Delta sees multifaceted benefits from CDA trials
Visitors who arrived at this year’s NBAA Convention on a commercial flight into Atlanta Hartsfield Jackson International Airport might have noticed a much

Visitors who arrived at this year’s NBAA Convention on a commercial flight into Atlanta Hartsfield Jackson International Airport might have noticed a much longer glide on the approach and less noise in the cabin. As part of an initiative called AIRE (Atlantic Interoperability Initiative To Reduce Emissions), formally launched at the Paris Air Show in June, the airport has started testing “trajectory-based operations” including continuous-descent approaches (CDAs) aimed at reducing fuel burn, CO2 emissions and noise.

The practice calls for aircraft to begin their descents closer to the airport, with their engines near idle almost all the way to touchdown. Atlanta-based Delta Airlines is a key participant in the testing. Joseph Kolshak, the airline’s vice president of operations, described the procedure as “a no-brainer. It’s essentially flying the airplane the way the airplane wants to be flown,” he said. “Stay up at altitude until such time that you can start a continual descent almost all the way to the runway instead of doing step descents.”

While the procedure is being touted for its green benefits, the airlines are enthusiastic about using CDAs for other reasons. With settings on very low thrust for the landing approach, the normally fuel-thirsty engines will consume less jet-A.
“Reducing fuel burn will reduce our costs, but it will also benefit the environment, and if we–together with air navigation service providers–can establish this, a lot will be [accomplished],” said SAS senior vice president Hans Ollongren, whose airline has been practicing CDAs at Stockholm’s Arlanda Airport.

Substantial Fuel Savings

Those fuel benefits can be substantial, according to Delta’s Kolshak. “The beauty is our beta tests have shown an average savings of about 400 pounds of fuel per flight,” he said. “It equates to about 13 million gallons a year saved.
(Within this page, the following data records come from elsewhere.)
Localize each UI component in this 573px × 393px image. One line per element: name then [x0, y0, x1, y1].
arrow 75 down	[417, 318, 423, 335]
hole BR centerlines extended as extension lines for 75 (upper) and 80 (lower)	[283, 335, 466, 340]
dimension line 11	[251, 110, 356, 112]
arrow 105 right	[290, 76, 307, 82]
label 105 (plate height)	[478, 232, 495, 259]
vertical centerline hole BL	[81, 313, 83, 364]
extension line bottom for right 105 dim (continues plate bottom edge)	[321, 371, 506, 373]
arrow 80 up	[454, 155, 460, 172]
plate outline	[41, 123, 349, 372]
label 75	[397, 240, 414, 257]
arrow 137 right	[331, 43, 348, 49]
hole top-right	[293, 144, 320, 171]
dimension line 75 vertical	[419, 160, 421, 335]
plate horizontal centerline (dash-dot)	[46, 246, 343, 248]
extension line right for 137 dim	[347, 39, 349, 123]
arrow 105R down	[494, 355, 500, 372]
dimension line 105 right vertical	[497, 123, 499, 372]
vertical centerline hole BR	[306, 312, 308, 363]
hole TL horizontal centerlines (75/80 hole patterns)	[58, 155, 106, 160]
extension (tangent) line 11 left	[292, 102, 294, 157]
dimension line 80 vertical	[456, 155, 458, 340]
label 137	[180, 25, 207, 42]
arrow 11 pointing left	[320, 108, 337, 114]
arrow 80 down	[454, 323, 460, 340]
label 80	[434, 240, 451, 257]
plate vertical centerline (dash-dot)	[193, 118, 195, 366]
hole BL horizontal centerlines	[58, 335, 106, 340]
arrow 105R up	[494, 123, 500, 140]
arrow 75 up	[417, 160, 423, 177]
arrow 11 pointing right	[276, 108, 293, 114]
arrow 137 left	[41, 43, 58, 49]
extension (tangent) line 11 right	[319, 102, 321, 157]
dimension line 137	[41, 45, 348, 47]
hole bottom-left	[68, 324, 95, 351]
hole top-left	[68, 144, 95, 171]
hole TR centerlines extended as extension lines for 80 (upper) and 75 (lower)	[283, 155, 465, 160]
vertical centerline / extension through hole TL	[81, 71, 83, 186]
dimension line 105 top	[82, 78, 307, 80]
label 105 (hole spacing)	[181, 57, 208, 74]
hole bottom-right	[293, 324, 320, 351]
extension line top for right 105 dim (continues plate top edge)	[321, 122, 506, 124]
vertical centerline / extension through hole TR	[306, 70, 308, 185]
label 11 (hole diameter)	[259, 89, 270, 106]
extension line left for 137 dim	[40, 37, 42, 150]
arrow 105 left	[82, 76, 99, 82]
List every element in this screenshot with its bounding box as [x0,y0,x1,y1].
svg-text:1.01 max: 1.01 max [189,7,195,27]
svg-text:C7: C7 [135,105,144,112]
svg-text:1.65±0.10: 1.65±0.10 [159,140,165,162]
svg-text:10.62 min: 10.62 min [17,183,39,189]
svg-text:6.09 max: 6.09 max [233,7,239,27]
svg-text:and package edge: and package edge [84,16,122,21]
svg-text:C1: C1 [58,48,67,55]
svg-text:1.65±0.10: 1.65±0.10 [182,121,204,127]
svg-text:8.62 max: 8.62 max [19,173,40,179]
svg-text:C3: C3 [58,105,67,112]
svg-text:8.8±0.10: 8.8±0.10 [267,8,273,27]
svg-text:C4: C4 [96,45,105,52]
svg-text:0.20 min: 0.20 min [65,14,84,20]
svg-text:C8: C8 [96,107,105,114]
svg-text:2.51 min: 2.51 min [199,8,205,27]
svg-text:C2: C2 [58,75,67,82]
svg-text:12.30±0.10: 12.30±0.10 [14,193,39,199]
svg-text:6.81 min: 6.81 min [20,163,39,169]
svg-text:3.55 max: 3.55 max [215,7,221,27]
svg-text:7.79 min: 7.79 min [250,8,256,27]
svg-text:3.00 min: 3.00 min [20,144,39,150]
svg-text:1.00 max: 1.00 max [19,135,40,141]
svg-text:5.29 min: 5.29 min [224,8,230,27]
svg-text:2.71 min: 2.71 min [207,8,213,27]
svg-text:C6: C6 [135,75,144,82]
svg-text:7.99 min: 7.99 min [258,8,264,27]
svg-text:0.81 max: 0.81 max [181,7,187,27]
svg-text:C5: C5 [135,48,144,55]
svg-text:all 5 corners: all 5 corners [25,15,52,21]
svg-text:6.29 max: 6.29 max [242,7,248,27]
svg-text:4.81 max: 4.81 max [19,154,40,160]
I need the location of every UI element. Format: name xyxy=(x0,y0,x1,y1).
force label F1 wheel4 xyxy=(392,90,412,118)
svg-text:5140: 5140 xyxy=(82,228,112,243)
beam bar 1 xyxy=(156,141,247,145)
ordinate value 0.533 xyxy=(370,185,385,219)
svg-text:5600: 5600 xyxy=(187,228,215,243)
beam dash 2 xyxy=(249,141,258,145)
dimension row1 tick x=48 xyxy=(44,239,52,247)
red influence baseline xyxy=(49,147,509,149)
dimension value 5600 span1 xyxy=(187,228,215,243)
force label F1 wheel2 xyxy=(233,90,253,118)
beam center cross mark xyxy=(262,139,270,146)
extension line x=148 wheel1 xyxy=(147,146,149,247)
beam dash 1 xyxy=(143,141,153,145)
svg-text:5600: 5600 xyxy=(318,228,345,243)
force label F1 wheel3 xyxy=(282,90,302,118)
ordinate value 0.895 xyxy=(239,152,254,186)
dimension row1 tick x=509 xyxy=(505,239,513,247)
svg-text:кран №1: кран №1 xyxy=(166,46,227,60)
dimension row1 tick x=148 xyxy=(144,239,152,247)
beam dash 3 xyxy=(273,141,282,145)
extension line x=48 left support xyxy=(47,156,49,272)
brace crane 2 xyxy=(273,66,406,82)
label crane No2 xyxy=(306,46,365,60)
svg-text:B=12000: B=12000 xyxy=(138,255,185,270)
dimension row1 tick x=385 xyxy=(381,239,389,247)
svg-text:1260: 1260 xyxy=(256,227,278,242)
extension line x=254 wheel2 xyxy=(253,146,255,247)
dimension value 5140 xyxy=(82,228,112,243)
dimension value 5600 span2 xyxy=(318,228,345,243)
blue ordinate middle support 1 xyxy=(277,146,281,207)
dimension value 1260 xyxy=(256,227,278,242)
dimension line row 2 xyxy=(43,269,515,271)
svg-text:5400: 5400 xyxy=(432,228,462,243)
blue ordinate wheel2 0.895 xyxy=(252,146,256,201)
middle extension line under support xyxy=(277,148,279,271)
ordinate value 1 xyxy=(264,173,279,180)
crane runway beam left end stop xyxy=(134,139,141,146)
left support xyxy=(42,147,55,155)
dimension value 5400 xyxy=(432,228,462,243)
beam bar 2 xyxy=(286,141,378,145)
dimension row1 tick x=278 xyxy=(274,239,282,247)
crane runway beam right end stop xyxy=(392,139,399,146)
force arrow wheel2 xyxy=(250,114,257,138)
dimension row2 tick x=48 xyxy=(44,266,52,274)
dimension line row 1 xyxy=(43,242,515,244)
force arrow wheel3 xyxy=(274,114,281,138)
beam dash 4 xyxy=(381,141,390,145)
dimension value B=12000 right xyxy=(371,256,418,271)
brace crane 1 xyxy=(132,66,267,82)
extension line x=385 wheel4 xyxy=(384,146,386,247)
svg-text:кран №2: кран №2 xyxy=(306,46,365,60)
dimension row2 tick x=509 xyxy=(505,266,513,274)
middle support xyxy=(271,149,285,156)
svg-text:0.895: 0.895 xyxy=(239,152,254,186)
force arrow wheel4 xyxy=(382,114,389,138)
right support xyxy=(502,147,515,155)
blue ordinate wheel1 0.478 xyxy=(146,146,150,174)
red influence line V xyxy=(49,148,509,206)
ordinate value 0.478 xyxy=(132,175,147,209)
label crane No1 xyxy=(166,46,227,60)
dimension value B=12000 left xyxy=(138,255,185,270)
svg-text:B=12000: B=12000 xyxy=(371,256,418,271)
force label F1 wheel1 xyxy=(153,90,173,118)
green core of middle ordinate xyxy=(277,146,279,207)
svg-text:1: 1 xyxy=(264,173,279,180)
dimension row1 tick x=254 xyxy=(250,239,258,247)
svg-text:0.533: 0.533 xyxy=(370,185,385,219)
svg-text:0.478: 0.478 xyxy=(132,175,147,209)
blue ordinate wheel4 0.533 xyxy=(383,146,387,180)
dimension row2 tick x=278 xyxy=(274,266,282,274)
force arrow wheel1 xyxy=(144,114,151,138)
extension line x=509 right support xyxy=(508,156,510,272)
That’s just from Delta, and that’s just [into] Atlanta.”

Delta’s CDA tests have occurred only during less congested times at the normally bustling Hartsfield Jackson International hub. While results have been promising, some people doubt whether CDAs will truly be practical. “To actually implement it in a much higher  density environment would be very challenging,” said Tom Niffalke, the airport’s director of environmental and technical services. “To sequence aircraft not only along one route but from multiple routes that eventually feed into two and then one waypoint, you’ve not only got to maintain that separation, but then you’ve got to sequence the airplanes from different directions. They are just getting started with their research now, and they know these are some of the things they have to tackle,” he said.

Other improvements to help the feasibility of CDAs, such as ADS-B, should come from the FAA’s proposed NextGen air traffic control system, but Kolshak said he is confident about the current level of aircraft readiness. “The technology today is such that the airplanes can do it. I can program my [Boeing] 777 to be over Rome, Georgia, at a particular time, at a particular altitude and at a particular airspeed and it will do it,” he said.

But, he added, this capability is not limited to huge jetliners. “As a matter of fact, the GA guys in many respects have better flight-management equipment. Look at the VLJs that are coming out. I was looking at one of the Embraer airplanes, and it’s got better equipage than any of our airplanes.”